« plus pauvres parmi les pauvres nous sommes
de ceux qui ne sont pas grand-chose
c’est ainsi que nous faisons tous deux bon ménage : l’un
joignant les Deux Bouts l’autre depuis toujours
Ouvrant la Marche »
Olga Sedakova, dans sa préface à l’édition russe, évoque une « poétique de la pauvreté ». Celle-ci traverse en effet l’œuvre d’Aïgui et l’amène à écrire avec concision, cherchant le mot juste pour dire ce qui vibre en lui dès qu’il pose son regard sur les territoires immenses qui l’accompagnent depuis l’enfance : les champs à perte de vue, la plaine de la Volga, les neiges ou les moissons qui peuvent tout recouvrir. Ce qu’il perçoit alors, c’est la fragilité de l’humain, la sienne s’ajoutant à celles de tous ceux qui l’on précédé.
« que résonne le "je suis vieux" du champ habité du monde
moi je continuerai à voir à travers son filtre rose comme les glissements
des montagnes c’est ainsi que je verrai
poindre le filet d’eau qui murmure "je suis faible comme le crime"

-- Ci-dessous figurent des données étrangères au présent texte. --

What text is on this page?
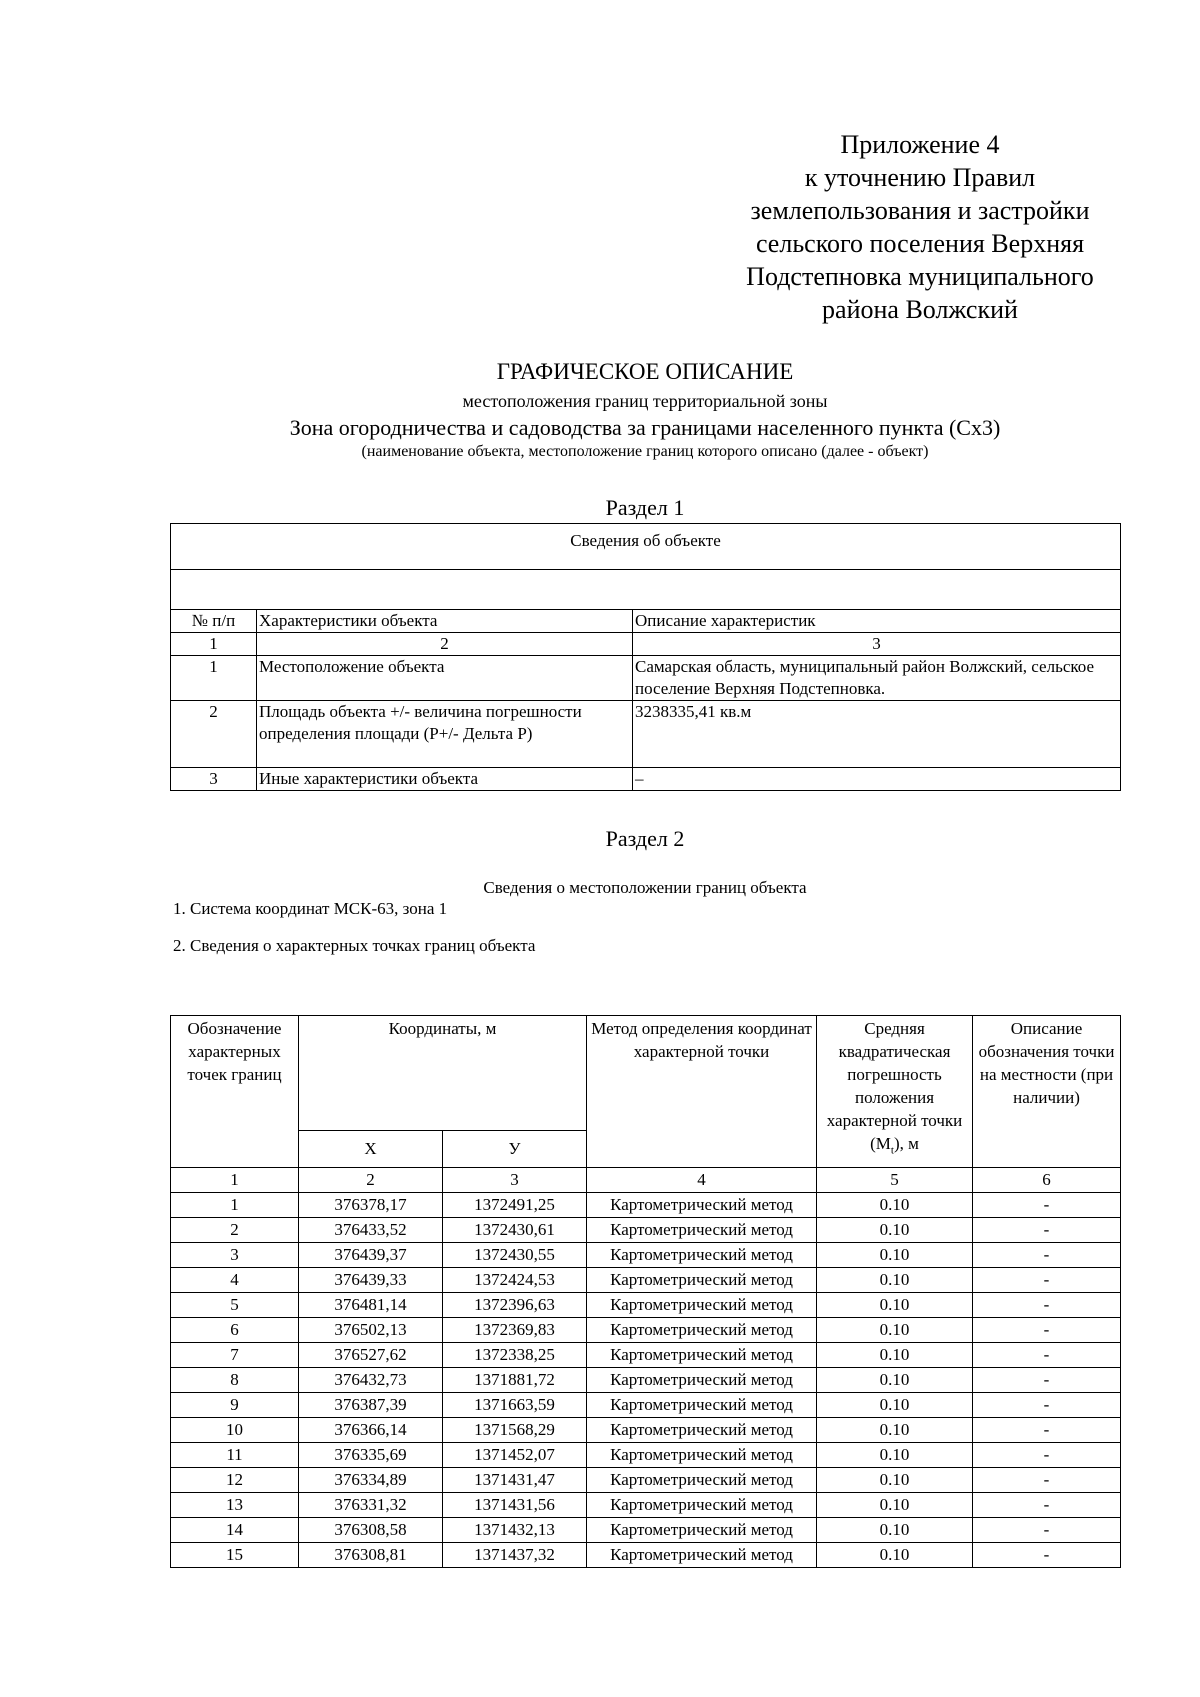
Приложение 4
к уточнению Правил
землепользования и застройки
сельского поселения Верхняя
Подстепновка муниципального
района Волжский
ГРАФИЧЕСКОЕ ОПИСАНИЕ
местоположения границ территориальной зоны
Зона огородничества и садоводства за границами населенного пункта (Сх3)
(наименование объекта, местоположение границ которого описано (далее - объект)
Раздел 1
Сведения об объекте		

№ п/п	Характеристики объекта	Описание характеристик
1	2	3
1	Местоположение объекта	Самарская область, муниципальный район Волжский, сельское поселение Верхняя Подстепновка.
2	Площадь объекта +/- величина погрешности определения площади (Р+/- Дельта Р)	3238335,41 кв.м
3	Иные характеристики объекта	–
Раздел 2
Сведения о местоположении границ объекта
1. Система координат МСК-63, зона 1
2. Сведения о характерных точках границ объекта
Обозначение характерных точек границ	Координаты, м		Метод определения координат характерной точки	Средняя квадратическая погрешность положения характерной точки $(M_t)$, м	Описание обозначения точки на местности (при наличии)
	X	У			
1	2	3	4	5	6
1	376378,17	1372491,25	Картометрический метод	0.10	-
2	376433,52	1372430,61	Картометрический метод	0.10	-
3	376439,37	1372430,55	Картометрический метод	0.10	-
4	376439,33	1372424,53	Картометрический метод	0.10	-
5	376481,14	1372396,63	Картометрический метод	0.10	-
6	376502,13	1372369,83	Картометрический метод	0.10	-
7	376527,62	1372338,25	Картометрический метод	0.10	-
8	376432,73	1371881,72	Картометрический метод	0.10	-
9	376387,39	1371663,59	Картометрический метод	0.10	-
10	376366,14	1371568,29	Картометрический метод	0.10	-
11	376335,69	1371452,07	Картометрический метод	0.10	-
12	376334,89	1371431,47	Картометрический метод	0.10	-
13	376331,32	1371431,56	Картометрический метод	0.10	-
14	376308,58	1371432,13	Картометрический метод	0.10	-
15	376308,81	1371437,32	Картометрический метод	0.10	-
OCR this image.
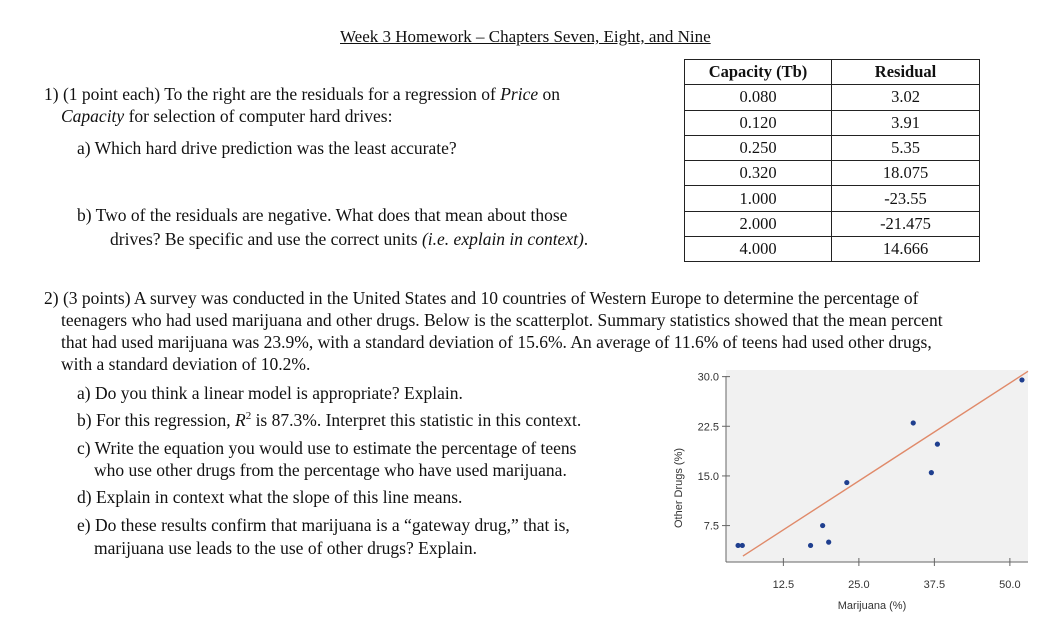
Week 3 Homework – Chapters Seven, Eight, and Nine
1) (1 point each) To the right are the residuals for a regression of Price on
Capacity for selection of computer hard drives:
a) Which hard drive prediction was the least accurate?
b) Two of the residuals are negative. What does that mean about those
drives? Be specific and use the correct units (i.e. explain in context).
Capacity (Tb)	Residual
0.080	3.02
0.120	3.91
0.250	5.35
0.320	18.075
1.000	-23.55
2.000	-21.475
4.000	14.666
2) (3 points) A survey was conducted in the United States and 10 countries of Western Europe to determine the percentage of
teenagers who had used marijuana and other drugs. Below is the scatterplot. Summary statistics showed that the mean percent
that had used marijuana was 23.9%, with a standard deviation of 15.6%. An average of 11.6% of teens had used other drugs,
with a standard deviation of 10.2%.
a) Do you think a linear model is appropriate? Explain.
b) For this regression, $R^2$ is 87.3%. Interpret this statistic in this context.
c) Write the equation you would use to estimate the percentage of teens
who use other drugs from the percentage who have used marijuana.
d) Explain in context what the slope of this line means.
e) Do these results confirm that marijuana is a “gateway drug,” that is,
marijuana use leads to the use of other drugs? Explain.
7.5
15.0
22.5
30.0
12.5	25.0	37.5	50.0
Marijuana (%)
Other Drugs (%)
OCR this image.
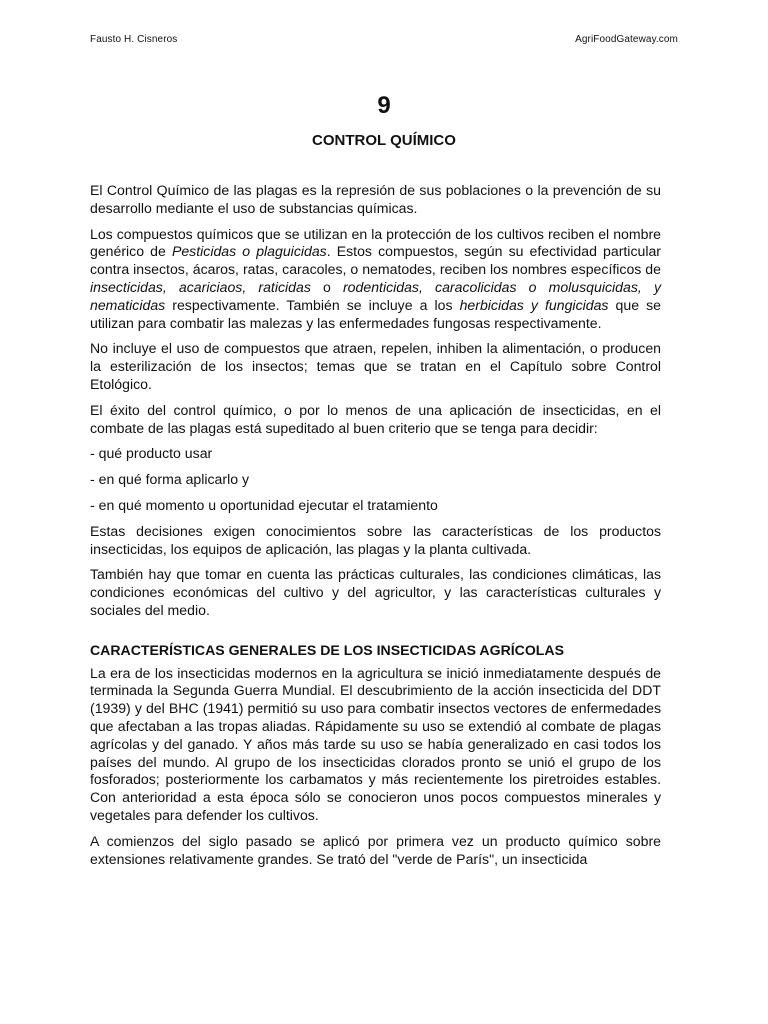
Fausto H. Cisneros	AgriFoodGateway.com
9
CONTROL QUÍMICO

El Control Químico de las plagas es la represión de sus poblaciones o la prevención de su desarrollo mediante el uso de substancias químicas.

Los compuestos químicos que se utilizan en la protección de los cultivos reciben el nombre genérico de Pesticidas o plaguicidas. Estos compuestos, según su efectividad particular contra insectos, ácaros, ratas, caracoles, o nematodes, reciben los nombres específicos de insecticidas, acariciaos, raticidas o rodenticidas, caracolicidas o molusquicidas, y nematicidas respectivamente. También se incluye a los herbicidas y fungicidas que se utilizan para combatir las malezas y las enfermedades fungosas respectivamente.

No incluye el uso de compuestos que atraen, repelen, inhiben la alimentación, o producen la esterilización de los insectos; temas que se tratan en el Capítulo sobre Control Etológico.

El éxito del control químico, o por lo menos de una aplicación de insecticidas, en el combate de las plagas está supeditado al buen criterio que se tenga para decidir:

- qué producto usar

- en qué forma aplicarlo y

- en qué momento u oportunidad ejecutar el tratamiento

Estas decisiones exigen conocimientos sobre las características de los productos insecticidas, los equipos de aplicación, las plagas y la planta cultivada.

También hay que tomar en cuenta las prácticas culturales, las condiciones climáticas, las condiciones económicas del cultivo y del agricultor, y las características culturales y sociales del medio.

CARACTERÍSTICAS GENERALES DE LOS INSECTICIDAS AGRÍCOLAS

La era de los insecticidas modernos en la agricultura se inició inmediatamente después de terminada la Segunda Guerra Mundial. El descubrimiento de la acción insecticida del DDT (1939) y del BHC (1941) permitió su uso para combatir insectos vectores de enfermedades que afectaban a las tropas aliadas. Rápidamente su uso se extendió al combate de plagas agrícolas y del ganado. Y años más tarde su uso se había generalizado en casi todos los países del mundo. Al grupo de los insecticidas clorados pronto se unió el grupo de los fosforados; posteriormente los carbamatos y más recientemente los piretroides estables. Con anterioridad a esta época sólo se conocieron unos pocos compuestos minerales y vegetales para defender los cultivos.

A comienzos del siglo pasado se aplicó por primera vez un producto químico sobre extensiones relativamente grandes. Se trató del "verde de París", un insecticida
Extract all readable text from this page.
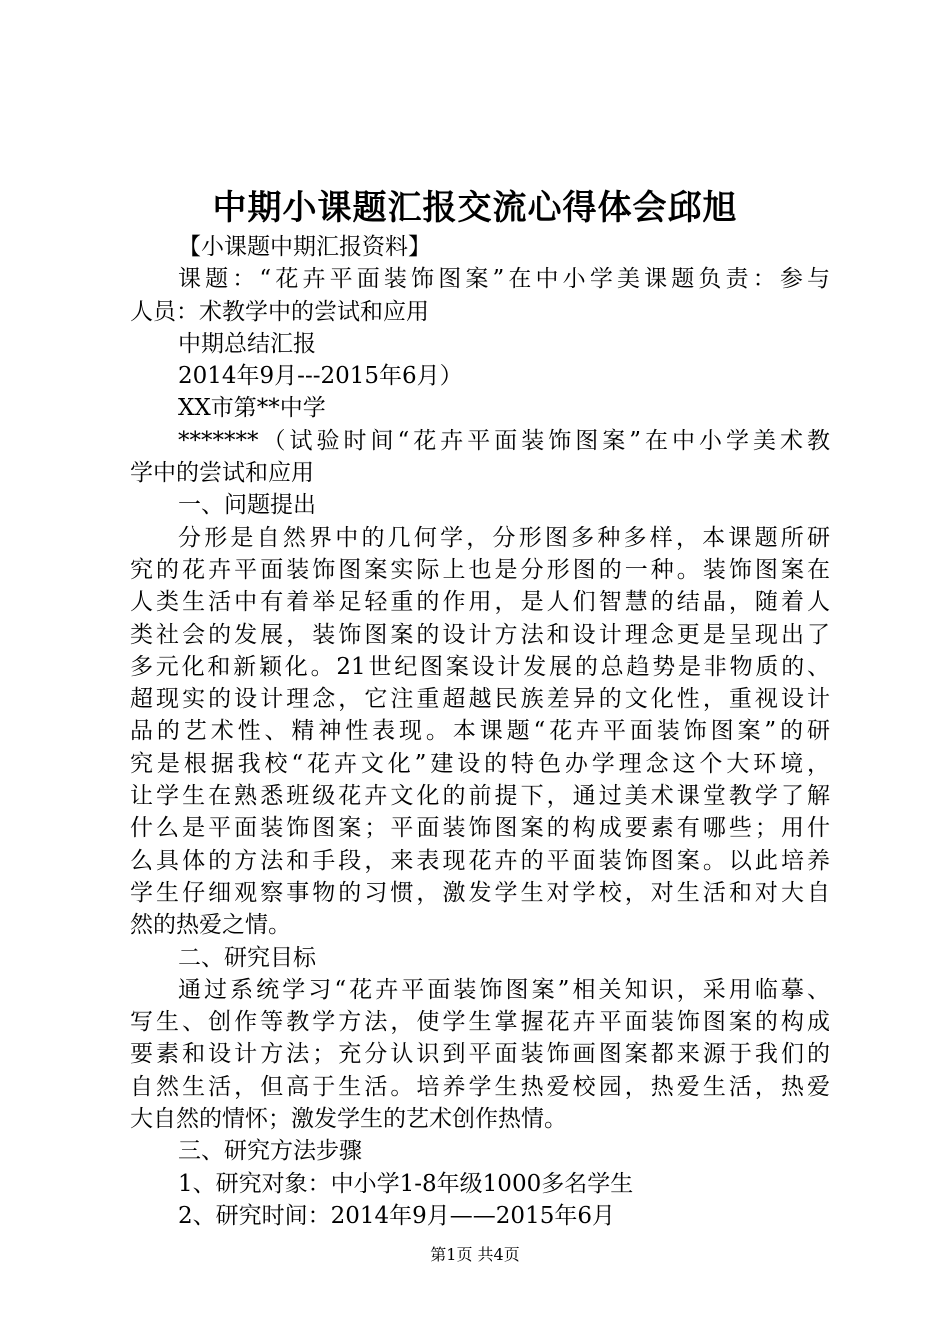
中期小课题汇报交流心得体会邱旭
【小课题中期汇报资料】
课题：“花卉平面装饰图案”在中小学美课题负责：参与
人员：术教学中的尝试和应用
中期总结汇报
2014年9月---2015年6月）
XX市第**中学
*******（试验时间“花卉平面装饰图案”在中小学美术教
学中的尝试和应用
一、问题提出
分形是自然界中的几何学，分形图多种多样，本课题所研
究的花卉平面装饰图案实际上也是分形图的一种。装饰图案在
人类生活中有着举足轻重的作用，是人们智慧的结晶，随着人
类社会的发展，装饰图案的设计方法和设计理念更是呈现出了
多元化和新颖化。21世纪图案设计发展的总趋势是非物质的、
超现实的设计理念，它注重超越民族差异的文化性，重视设计
品的艺术性、精神性表现。本课题“花卉平面装饰图案”的研
究是根据我校“花卉文化”建设的特色办学理念这个大环境，
让学生在熟悉班级花卉文化的前提下，通过美术课堂教学了解
什么是平面装饰图案；平面装饰图案的构成要素有哪些；用什
么具体的方法和手段，来表现花卉的平面装饰图案。以此培养
学生仔细观察事物的习惯，激发学生对学校，对生活和对大自
然的热爱之情。
二、研究目标
通过系统学习“花卉平面装饰图案”相关知识，采用临摹、
写生、创作等教学方法，使学生掌握花卉平面装饰图案的构成
要素和设计方法；充分认识到平面装饰画图案都来源于我们的
自然生活，但高于生活。培养学生热爱校园，热爱生活，热爱
大自然的情怀；激发学生的艺术创作热情。
三、研究方法步骤
1、研究对象：中小学1-8年级1000多名学生
2、研究时间：2014年9月——2015年6月
第1页 共4页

parmi les vieilleries du monde »
Sa poésie est exigeante. Il la travaille au couteau. Ne perd jamais de vue sa motivation première, qui figure souvent dans le titre de son poème. Tout est ramassé en un noyau central qui doit beaucoup à son regard, à son ressenti et à sa mémoire revivifiée. Il a une grande capacité à s’émouvoir et ces moments de grâce, durant lesquels il se sent en osmose avec son environnement, déclenchent son besoin d’écrire. Cela naît de choses simples, d’un paysage, d’un dîner dans une maison à la campagne, d’un village entrevu lors d’un voyage en train, d’un champ au printemps, de « l’apparition de la mésange » ou du bruissement des feuilles dans la forêt. Ou encore de la belle présence d’un bouleau à midi :
« dans la brûlure de midi
soudain -
avec force
s’isole
le bouleau -
avec éclat – comme quelque Évangile :
(il se suffit à lui-même, il ne dérange personne)
il se dévoile – sans cesse :
se laissant feuilleter
(tout – "en dieu")
Cet ensemble conséquent nous permet de suivre Guennadi Aïgui pendant les vingt dernières années de sa vie. Ce sont celles où il a enfin eu l’autorisation de quitter la Russie et certains poèmes ont été écrits à Berlin ou à Budapest. C’est dans cette ville qu’il s’est rendu lors de son premier voyage à l’étranger, en 1988. Il le rappelle dans Dernier départ, (texte qui avait précédemment été publié en bilingue par les éditions Mesures, dans une traduction d’André Markowicz, qui fut d’ailleurs à l’origine de la venue du poète à Rennes à la fin 1991). À Budapest, Aïgui a passé beaucoup de temps devant le monument du sculpteur Irme Varga dédié à la mémoire du diplomate suédois Raoul Wallenberg qui, en poste en Hongrie durant la seconde guerre mondiale, sauva des milliers de Juifs avant d’être arrêté par l’Armée rouge en 1945 (on le soupçonnait d’être un espion au service des États-Unis) et de disparaître à tout jamais.
« Le titre initial de ces écrits était "La main de Wallenberg" : le geste de cette main, étrange-énigmatique, arrêté-"en mouvement", s’invitait sans relâche dans mes brouillons. »
En cette ultime période de sa vie, Aïgui, outre ses voyages, continue de tracer, de graver son empreinte poétique. Il lit, relit ceux qui l’accompagnent depuis longtemps (Klebnikov, Mandelstam, Celan), reste fidèle aux paysages qui lui sont familiers et aime les voir se transformer à chaque nouvelle saison.
« et clairement chantées
sont les îles au-delà du village
comme issues du bonheur des herbes
parcourues par un chaud murmure »
Guennadi Aïgui : Toujours plus autrement sur terre, traduit du russe par Clara Calvet et Christian Lafont, préface de Olga Sedakova, éditions Atelier de l'agneau.